Market Microstructure
Overview
Market microstructure studies how trading mechanisms — the rules, protocols, and participants in a market — affect price formation, liquidity, and transaction costs. Understanding microstructure is essential for designing realistic execution algorithms, building order books, estimating market impact, and analysing bid-ask spreads.
This module implements three core components: an order book, market impact models, and spread analysis tools.
Key Concepts
The Order Book
A real-time record of all outstanding limit orders at each price level, separated into bids (buyers) and asks (sellers).
- Bid side: price levels where buyers are willing to buy, sorted descending (best bid = highest price).
- Ask side: price levels where sellers are willing to sell, sorted ascending (best ask = lowest price).
- Bid-ask spread: best_ask - best_bid. The minimum cost of an immediate round-trip trade.

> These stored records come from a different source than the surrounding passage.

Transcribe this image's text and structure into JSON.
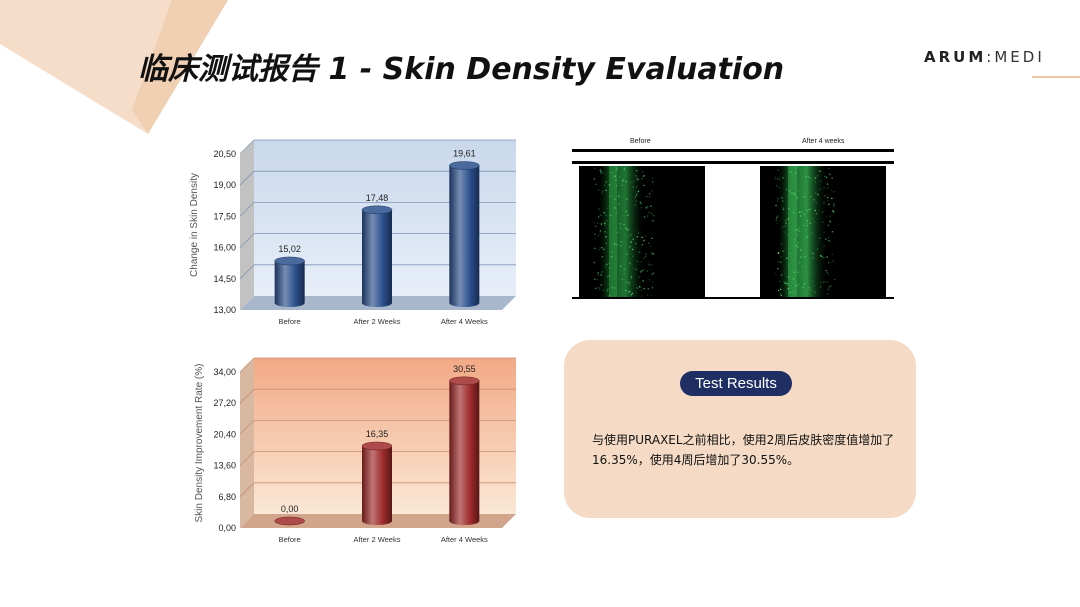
{
  "header": {
    "title": "临床测试报告 1 - Skin Density Evaluation",
    "brand_part1": "ARUM",
    "brand_sep": ":",
    "brand_part2": "MEDI"
  },
  "colors": {
    "accent_peach": "#f5dbc5",
    "badge_navy": "#1f2f63",
    "bar_blue": "#2a4f8c",
    "bar_red": "#9e2a2a"
  },
  "chart_data": [
    {
      "type": "bar",
      "categories": [
        "Before",
        "After 2 Weeks",
        "After 4 Weeks"
      ],
      "values": [
        15.02,
        17.48,
        19.61
      ],
      "value_labels": [
        "15,02",
        "17,48",
        "19,61"
      ],
      "ylabel": "Change in Skin Density",
      "yticks": [
        "13,00",
        "14,50",
        "16,00",
        "17,50",
        "19,00",
        "20,50"
      ],
      "ylim": [
        13.0,
        20.5
      ],
      "grid": true,
      "style": "3d-cylinder",
      "color": "#2a4f8c"
    },
    {
      "type": "bar",
      "categories": [
        "Before",
        "After 2 Weeks",
        "After 4 Weeks"
      ],
      "values": [
        0.0,
        16.35,
        30.55
      ],
      "value_labels": [
        "0,00",
        "16,35",
        "30,55"
      ],
      "ylabel": "Skin Density Improvement Rate (%)",
      "yticks": [
        "0,00",
        "6,80",
        "13,60",
        "20,40",
        "27,20",
        "34,00"
      ],
      "ylim": [
        0.0,
        34.0
      ],
      "grid": true,
      "style": "3d-cylinder",
      "color": "#9e2a2a"
    }
  ],
  "scan": {
    "before_label": "Before",
    "after_label": "After 4 weeks"
  },
  "results": {
    "badge": "Test Results",
    "text": "与使用PURAXEL之前相比，使用2周后皮肤密度值增加了16.35%，使用4周后增加了30.55%。"
  }
}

- Market depth: the total volume available at each price level; deeper books absorb large orders with less price impact.
Order Types
| Type | Description | Guarantee |
|---|---|---|
| Market order | Execute immediately at best available price | Execution, not price |
| Limit order | Execute only at specified price or better | Price, not execution |
| Stop order | Becomes market order when price reaches trigger | Neither |
Price Formation
Prices in a continuous auction market are formed by the interaction of market orders (demand) and limit orders (supply). Information arrives through order flow — the pattern of buys and sells over time.
Bid-Ask Spread Components
The spread has three components: 1. Order processing cost: administrative cost of running the market. 2. Inventory cost: compensation for the dealer holding unwanted inventory risk. 3. Adverse selection cost: compensation for trading with potentially better-informed counterparties.
Market Impact
When a large order is executed, it moves the price against the trader. Market impact has two components: - Temporary impact: immediate price movement from consuming liquidity; reverses after execution. - Permanent impact: lasting price change reflecting information content of the trade.
Market Impact Models
| Model | Formula | Characteristics |
|---|---|---|
| Square-root model | impact ∝ sigma * sqrt(Q/ADV) | Standard industry model |
| Linear model | impact ∝ Q / ADV | Simpler, overestimates for large Q |
| Almgren-Chriss | optimal VWAP schedule | Minimises impact + timing risk |
where Q = trade size, ADV = average daily volume, sigma = volatility.
Files
order_book.py: Order dataclass with heap ordering, order book state with bid/ask sides, order matching engine.market_impact.py: Trade dataclass, abstract MarketImpactModel base class, square-root and linear impact implementations.spread_analyzer.py: Quote dataclass with bid/ask properties, spread time series analysis, spread statistics.__init__.py: Module-level exports.
How to Run
Financial Applications
1. Smart Order Routing (SOR)
- Compare available liquidity and spread across multiple venues.
- Route each slice of a large order to the venue offering the best execution quality.
2. Execution Cost Analysis (TCA)
- Transaction Cost Analysis measures the difference between the decision price and the actual execution price.
- Market impact models quantify the avoidable and unavoidable components of execution cost.
3. Optimal Execution
- Almgren-Chriss model: find the trading schedule that minimises the total cost of executing a large order over a fixed horizon.
- Trade-off: execute slowly (less market impact) vs. execute quickly (less price risk from waiting).
4. Liquidity Risk Management
- Order book depth determines how much can be traded before the market moves significantly.
- Portfolios with large positions in illiquid securities face significant liquidation costs in stress scenarios.
5. Market Quality Research
- Monitor spread and depth over time to assess the impact of exchange rule changes or market events.
- Intraday spread patterns reveal optimal times of day for execution (spreads narrow mid-session).
Best Practices
- Never ignore transaction costs: A strategy that looks profitable before costs may lose money after them. Always model realistic spreads and impact.
- Estimate impact before trading: Use the square-root model to estimate cost before submitting large orders. If estimated impact exceeds expected alpha, do not trade.
- Use limit orders when possible: Market orders consume liquidity and pay the spread; limit orders provide liquidity and can capture the spread.
- Time large orders: Spreads are widest at open/close; mid-session liquidity is deepest for most liquid securities.
- Measure with real data: Impact models are calibrated on historical data; performance varies significantly by asset class, market cap, and volatility regime.